Date Available

4-5-2012

Year of Publication

2011

Degree Name

Doctor of Philosophy (PhD)

Document Type

Doctoral Dissertation

College

Business and Economics

Department/School/Program

Economics

First Advisor

Dr. Frank Scott

Abstract

In the extensive literature on price dispersions that exists to date, there is a gap in the analysis of how market structure affects prices as well as the degree of dispersion in prices. Specifically, the literature is deficient in analyzing how price levels and price dispersion are affected by the number of firms operating in a market. I use secondary data to look at the prices of prescription drugs at the retail level in nine hundred and seventy pharmacies across one hundred and sixty five markets in Maryland and compare price dispersion across these brick and mortar pharmacies as well as across a separate set of pharmacies that only operate online. I compare online versus offline price dispersion, as well as price dispersion in purely offline markets from the structure of the market’s context.

Stahl’s (1989) theoretical model is used to formulate and test the hypotheses that an increase in the proportion of positive search cost consumers in a market will cause price levels to rise and price dispersion to initially increase and then decrease. Furthermore, in markets with the proportion of positive search cost consumers above a threshold level, an increase in the number of firms will also lead price levels to rise and price dispersion to initially increase and then decrease.
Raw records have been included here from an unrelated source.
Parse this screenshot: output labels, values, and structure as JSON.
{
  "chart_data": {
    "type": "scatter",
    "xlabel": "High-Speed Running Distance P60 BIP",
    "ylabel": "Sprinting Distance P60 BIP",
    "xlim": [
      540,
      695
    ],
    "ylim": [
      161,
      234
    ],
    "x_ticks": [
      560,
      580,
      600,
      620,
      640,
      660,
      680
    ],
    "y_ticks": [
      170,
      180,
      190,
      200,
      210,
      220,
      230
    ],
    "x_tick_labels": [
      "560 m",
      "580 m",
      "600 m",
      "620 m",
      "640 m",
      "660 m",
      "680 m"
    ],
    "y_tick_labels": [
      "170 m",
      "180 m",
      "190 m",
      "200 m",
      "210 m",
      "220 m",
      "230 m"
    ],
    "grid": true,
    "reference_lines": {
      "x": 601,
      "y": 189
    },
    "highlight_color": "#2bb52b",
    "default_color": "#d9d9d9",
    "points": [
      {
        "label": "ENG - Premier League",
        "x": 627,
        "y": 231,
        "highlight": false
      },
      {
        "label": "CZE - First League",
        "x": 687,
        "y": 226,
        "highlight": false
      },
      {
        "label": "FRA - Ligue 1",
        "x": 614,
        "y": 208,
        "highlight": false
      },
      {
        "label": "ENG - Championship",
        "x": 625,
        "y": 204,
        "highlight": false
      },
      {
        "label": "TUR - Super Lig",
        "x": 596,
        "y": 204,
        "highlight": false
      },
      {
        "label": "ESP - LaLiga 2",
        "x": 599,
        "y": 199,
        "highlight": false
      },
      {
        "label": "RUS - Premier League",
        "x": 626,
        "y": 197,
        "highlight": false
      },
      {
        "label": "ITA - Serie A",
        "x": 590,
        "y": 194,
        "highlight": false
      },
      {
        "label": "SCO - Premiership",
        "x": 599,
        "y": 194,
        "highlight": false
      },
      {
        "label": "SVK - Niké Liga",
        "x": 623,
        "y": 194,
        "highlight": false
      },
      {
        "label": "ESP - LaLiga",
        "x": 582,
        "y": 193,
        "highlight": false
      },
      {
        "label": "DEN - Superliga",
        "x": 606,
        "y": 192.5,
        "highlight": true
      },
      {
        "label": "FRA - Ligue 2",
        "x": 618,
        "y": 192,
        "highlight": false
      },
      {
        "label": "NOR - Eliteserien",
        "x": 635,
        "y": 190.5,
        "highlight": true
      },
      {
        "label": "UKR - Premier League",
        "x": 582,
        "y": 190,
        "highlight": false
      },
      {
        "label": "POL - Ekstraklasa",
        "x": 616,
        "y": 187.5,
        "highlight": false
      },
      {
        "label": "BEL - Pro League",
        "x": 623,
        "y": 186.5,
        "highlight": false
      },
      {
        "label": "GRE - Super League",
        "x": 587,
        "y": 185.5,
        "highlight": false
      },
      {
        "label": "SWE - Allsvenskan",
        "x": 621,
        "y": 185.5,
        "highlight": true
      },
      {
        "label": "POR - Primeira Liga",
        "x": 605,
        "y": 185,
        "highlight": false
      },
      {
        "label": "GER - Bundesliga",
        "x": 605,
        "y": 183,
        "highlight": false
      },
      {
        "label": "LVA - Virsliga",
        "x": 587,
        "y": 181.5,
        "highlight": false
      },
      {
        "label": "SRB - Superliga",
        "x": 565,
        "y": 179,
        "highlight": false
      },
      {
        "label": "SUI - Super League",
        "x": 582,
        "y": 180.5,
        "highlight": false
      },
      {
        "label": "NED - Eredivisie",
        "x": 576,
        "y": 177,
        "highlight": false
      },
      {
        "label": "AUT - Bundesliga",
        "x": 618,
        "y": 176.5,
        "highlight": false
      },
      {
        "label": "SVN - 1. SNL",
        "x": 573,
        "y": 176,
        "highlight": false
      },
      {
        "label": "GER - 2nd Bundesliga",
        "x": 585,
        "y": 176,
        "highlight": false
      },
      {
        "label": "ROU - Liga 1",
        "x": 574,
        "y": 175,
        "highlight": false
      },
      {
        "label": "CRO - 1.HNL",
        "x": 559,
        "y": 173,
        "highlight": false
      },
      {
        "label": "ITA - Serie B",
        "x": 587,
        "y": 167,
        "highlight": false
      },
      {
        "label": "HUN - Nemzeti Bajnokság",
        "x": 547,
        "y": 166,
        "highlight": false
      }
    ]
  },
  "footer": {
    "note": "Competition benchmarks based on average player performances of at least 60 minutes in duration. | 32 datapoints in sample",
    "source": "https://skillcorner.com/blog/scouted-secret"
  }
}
Conversely, in markets with positive search cost consumers below the threshold level, an increase in the number of firms will lead to lower price levels, i.e. the competitive outcome.

For the analysis, I look at prices at the pharmacy level and price dispersion at the market level and determine the proportion of high search cost consumers for a specific pharmacy or a specific market relative to the other pharmacies and markets in the dataset. I find that a significant part of the differences in prices for a homogeneous prescription drug can be attributed to asymmetric information and that price dispersion is higher in markets with a greater number of firms, and price levels are higher in low income neighborhoods.